Why it matters: Thought the potential threat of aY2K-like bug was a distant memory? Think again. If you happen to use an older GPS device or reply on transportation that leans on older navigation tech, April 6 could present some headaches.

As Tom’s Guide highlights, older GPS devices used a week counter to help keep track of time and ultimately, calculate your location. For most devices, the 10-bit “timer” started on January 6, 1980. After 1,024 weeks or roughly 19.7 years, the timer resets.

That happened once before, on August 21, 1999, but it was largely a non-issue as GPS wasn’t nearly as prevalent as it is today.

On April 6, the second GPS reset will occur. Or at least, that’s when it should occur. The problem is that some device manufacturers hard-coded a different reset date to “fix” the issue. In reality, all this did was push the date back a bit further. Worse yet, because it is no longer a predictable date, most will have no way of knowing when their GPS device will encounter the week reset.

Fortunately, this isn’t our first time at bat. GPS device makers have known about the issue for years and many have already issued updates to cope with it. What’s more, most devices manufactured within the past decade now use a 13-bit week counter that only needs to be reset every 157 years.

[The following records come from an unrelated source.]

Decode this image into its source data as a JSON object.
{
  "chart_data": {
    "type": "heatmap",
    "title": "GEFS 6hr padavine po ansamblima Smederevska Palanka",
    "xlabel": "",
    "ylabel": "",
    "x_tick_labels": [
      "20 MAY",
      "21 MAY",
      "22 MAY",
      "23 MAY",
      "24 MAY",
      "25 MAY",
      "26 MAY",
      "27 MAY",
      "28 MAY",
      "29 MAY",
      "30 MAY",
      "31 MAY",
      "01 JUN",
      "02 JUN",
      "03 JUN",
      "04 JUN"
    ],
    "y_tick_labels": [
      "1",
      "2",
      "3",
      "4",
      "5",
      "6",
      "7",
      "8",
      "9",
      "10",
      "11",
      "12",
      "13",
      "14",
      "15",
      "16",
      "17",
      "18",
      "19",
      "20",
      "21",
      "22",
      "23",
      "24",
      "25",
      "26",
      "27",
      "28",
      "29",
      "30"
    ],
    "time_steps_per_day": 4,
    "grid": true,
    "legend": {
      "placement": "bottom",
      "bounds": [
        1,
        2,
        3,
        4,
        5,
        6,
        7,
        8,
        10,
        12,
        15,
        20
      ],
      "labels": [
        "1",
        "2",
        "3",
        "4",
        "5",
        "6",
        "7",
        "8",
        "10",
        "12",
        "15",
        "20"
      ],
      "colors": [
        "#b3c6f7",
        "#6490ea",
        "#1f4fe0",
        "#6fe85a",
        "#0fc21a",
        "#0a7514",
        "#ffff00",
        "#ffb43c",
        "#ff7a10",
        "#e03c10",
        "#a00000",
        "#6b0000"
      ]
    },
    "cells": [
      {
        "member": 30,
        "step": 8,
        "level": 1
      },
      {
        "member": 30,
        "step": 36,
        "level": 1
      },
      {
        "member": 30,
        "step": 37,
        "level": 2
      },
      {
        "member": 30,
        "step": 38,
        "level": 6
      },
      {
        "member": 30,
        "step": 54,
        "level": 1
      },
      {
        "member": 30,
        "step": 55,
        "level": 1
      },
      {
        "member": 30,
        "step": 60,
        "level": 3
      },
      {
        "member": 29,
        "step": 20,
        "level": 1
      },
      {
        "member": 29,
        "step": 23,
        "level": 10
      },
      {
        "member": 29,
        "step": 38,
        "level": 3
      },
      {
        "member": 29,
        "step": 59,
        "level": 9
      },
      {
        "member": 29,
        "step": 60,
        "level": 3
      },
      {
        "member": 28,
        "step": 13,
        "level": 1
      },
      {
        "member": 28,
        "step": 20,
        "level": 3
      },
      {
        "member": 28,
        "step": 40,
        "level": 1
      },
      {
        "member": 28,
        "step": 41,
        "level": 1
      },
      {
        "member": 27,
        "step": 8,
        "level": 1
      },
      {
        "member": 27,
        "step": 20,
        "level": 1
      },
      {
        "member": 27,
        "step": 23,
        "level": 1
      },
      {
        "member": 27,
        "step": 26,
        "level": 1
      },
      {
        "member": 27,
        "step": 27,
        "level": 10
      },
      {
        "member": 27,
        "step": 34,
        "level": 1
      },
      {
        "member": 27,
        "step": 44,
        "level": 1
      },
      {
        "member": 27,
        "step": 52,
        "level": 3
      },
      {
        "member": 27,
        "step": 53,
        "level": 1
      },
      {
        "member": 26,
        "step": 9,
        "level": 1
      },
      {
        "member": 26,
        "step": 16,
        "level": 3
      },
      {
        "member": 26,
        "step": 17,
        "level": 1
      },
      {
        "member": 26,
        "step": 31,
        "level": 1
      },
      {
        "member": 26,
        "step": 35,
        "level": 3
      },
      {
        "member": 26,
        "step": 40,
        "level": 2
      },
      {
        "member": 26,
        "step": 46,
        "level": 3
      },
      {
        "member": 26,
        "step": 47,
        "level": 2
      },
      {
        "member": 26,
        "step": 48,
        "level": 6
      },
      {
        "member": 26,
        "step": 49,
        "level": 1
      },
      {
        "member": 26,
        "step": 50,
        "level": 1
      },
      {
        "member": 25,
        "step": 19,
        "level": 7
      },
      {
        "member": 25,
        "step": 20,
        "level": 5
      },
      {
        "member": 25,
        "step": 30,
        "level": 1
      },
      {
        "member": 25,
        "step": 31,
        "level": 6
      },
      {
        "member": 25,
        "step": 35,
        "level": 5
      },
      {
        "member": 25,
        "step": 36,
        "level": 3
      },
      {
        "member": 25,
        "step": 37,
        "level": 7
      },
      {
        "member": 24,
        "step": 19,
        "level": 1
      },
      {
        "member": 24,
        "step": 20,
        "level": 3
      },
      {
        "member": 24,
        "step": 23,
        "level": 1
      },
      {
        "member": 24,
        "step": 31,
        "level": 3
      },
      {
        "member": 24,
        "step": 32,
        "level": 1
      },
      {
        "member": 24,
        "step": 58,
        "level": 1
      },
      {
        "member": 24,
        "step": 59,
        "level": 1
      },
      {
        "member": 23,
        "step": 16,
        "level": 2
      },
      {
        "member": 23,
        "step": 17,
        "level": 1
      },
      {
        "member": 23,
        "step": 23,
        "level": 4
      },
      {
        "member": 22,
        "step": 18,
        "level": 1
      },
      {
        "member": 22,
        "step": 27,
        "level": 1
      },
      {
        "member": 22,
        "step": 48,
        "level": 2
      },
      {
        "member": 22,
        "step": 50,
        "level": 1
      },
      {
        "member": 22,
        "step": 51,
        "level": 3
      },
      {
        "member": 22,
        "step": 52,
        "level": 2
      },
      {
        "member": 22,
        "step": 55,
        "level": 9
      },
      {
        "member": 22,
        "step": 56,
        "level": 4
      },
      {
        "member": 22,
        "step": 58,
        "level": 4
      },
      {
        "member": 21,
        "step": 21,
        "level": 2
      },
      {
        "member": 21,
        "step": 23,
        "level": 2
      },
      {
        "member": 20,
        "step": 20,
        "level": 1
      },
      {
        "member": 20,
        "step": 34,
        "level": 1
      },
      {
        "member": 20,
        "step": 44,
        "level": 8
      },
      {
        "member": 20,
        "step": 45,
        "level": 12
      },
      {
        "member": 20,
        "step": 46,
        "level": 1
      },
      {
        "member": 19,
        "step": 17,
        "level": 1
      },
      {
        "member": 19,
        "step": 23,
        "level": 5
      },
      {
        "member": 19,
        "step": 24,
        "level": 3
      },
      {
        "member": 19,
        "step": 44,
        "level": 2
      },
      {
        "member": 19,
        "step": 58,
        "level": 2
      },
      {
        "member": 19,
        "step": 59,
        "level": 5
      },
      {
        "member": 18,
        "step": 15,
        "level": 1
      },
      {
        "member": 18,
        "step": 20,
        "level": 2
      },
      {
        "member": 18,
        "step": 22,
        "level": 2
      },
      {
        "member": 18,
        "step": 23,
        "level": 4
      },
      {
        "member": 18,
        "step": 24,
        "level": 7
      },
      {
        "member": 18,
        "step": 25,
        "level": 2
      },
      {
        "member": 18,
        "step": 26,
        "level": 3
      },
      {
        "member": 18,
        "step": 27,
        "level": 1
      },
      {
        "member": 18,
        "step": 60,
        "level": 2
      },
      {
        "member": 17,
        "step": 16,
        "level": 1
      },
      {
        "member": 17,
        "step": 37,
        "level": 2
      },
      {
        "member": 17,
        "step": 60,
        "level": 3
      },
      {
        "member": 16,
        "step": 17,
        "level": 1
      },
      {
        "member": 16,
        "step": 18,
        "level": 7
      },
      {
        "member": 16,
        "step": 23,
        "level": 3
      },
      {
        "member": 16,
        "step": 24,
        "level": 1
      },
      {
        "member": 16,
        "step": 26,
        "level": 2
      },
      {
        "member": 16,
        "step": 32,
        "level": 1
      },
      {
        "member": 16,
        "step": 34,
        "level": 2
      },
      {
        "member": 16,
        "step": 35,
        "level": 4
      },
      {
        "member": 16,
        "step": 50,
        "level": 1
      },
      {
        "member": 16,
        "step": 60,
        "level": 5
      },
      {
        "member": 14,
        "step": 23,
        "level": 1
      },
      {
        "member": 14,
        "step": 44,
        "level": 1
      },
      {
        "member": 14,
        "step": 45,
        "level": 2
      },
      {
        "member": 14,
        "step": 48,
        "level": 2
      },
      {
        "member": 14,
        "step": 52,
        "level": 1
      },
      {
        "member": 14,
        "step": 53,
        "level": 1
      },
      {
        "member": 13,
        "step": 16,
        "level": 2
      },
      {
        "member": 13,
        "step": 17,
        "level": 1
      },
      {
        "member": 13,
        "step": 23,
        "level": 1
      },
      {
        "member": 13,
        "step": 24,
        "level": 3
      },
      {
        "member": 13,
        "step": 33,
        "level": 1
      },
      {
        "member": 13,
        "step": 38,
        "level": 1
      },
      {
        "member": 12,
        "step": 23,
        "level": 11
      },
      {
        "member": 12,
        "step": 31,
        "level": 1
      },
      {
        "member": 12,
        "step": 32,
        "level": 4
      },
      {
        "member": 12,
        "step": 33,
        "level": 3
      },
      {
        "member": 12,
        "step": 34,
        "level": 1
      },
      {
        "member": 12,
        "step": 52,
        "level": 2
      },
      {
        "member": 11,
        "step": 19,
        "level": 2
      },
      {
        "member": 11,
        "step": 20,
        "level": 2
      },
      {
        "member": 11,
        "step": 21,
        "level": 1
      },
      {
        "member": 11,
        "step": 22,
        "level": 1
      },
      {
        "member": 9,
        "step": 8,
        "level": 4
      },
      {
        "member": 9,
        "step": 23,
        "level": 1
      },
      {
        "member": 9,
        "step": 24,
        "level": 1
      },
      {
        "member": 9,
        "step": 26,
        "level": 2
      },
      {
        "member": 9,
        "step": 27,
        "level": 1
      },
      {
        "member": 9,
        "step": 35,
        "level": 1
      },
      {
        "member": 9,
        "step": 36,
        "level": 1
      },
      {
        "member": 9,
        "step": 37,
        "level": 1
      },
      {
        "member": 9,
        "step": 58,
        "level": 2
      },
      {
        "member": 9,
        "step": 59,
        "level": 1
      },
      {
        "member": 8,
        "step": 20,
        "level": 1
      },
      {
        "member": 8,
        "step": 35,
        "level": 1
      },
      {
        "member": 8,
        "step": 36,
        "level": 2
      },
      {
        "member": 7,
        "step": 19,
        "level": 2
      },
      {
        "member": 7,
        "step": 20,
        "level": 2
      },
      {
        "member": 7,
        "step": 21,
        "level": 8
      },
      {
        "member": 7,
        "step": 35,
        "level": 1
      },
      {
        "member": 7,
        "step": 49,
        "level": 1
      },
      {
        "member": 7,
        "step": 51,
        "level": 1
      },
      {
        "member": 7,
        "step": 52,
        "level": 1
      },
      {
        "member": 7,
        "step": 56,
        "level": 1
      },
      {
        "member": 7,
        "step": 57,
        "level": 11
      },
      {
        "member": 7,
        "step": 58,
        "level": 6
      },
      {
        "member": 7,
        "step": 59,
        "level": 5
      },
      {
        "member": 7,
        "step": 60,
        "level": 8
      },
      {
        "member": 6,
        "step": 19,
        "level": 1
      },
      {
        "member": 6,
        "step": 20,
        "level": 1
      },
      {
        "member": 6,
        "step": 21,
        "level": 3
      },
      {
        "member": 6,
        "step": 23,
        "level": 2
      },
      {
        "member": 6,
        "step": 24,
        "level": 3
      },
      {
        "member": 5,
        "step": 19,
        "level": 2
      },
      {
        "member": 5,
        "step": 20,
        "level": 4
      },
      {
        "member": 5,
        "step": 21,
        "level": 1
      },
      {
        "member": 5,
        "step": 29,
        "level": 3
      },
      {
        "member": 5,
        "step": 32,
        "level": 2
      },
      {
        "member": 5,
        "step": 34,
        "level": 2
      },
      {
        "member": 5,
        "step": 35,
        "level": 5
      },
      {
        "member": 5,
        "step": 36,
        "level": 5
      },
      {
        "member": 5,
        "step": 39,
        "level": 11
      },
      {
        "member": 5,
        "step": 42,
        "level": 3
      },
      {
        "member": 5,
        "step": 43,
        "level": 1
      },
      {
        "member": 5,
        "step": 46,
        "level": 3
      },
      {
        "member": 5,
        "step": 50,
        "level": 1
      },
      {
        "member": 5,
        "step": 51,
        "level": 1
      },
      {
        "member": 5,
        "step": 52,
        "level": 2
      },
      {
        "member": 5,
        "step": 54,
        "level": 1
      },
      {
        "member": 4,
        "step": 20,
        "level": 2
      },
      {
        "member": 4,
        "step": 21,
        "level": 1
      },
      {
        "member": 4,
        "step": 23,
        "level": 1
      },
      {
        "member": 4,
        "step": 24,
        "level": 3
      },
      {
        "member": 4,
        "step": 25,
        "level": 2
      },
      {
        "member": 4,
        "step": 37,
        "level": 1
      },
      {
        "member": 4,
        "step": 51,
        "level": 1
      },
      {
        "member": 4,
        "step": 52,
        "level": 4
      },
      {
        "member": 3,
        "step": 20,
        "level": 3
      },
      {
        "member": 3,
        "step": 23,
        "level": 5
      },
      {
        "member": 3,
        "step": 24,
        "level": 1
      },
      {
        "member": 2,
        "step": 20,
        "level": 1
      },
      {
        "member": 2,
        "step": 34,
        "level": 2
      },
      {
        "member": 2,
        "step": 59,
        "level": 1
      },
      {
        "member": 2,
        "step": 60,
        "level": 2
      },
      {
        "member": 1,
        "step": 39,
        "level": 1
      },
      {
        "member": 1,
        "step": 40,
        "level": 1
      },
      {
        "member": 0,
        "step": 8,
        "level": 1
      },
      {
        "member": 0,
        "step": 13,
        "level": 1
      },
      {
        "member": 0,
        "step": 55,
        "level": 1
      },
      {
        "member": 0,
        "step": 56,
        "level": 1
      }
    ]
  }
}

How big of an issue are we looking at come April 6? That depends on who you ask although the general consensus is that you probably won’t notice anything abnormal. Still, some are a bit more reserved.

Trend Micro vice president Bill Malik told Tom’s Guide that he won’t be flying that day.

“Ports load and unload containers automatically, using GPS to guide the cranes,” Malik said. “Public-safety systems incorporate GPS systems, as do traffic-monitoring systems for bridges. Twenty years ago these links were primitive. Now they are embedded. So any impact now will be substantially greater.”

Those who rely on an older GPS will want to make sure their software is up to date. If you are unsure, check with the manufacturer of your device.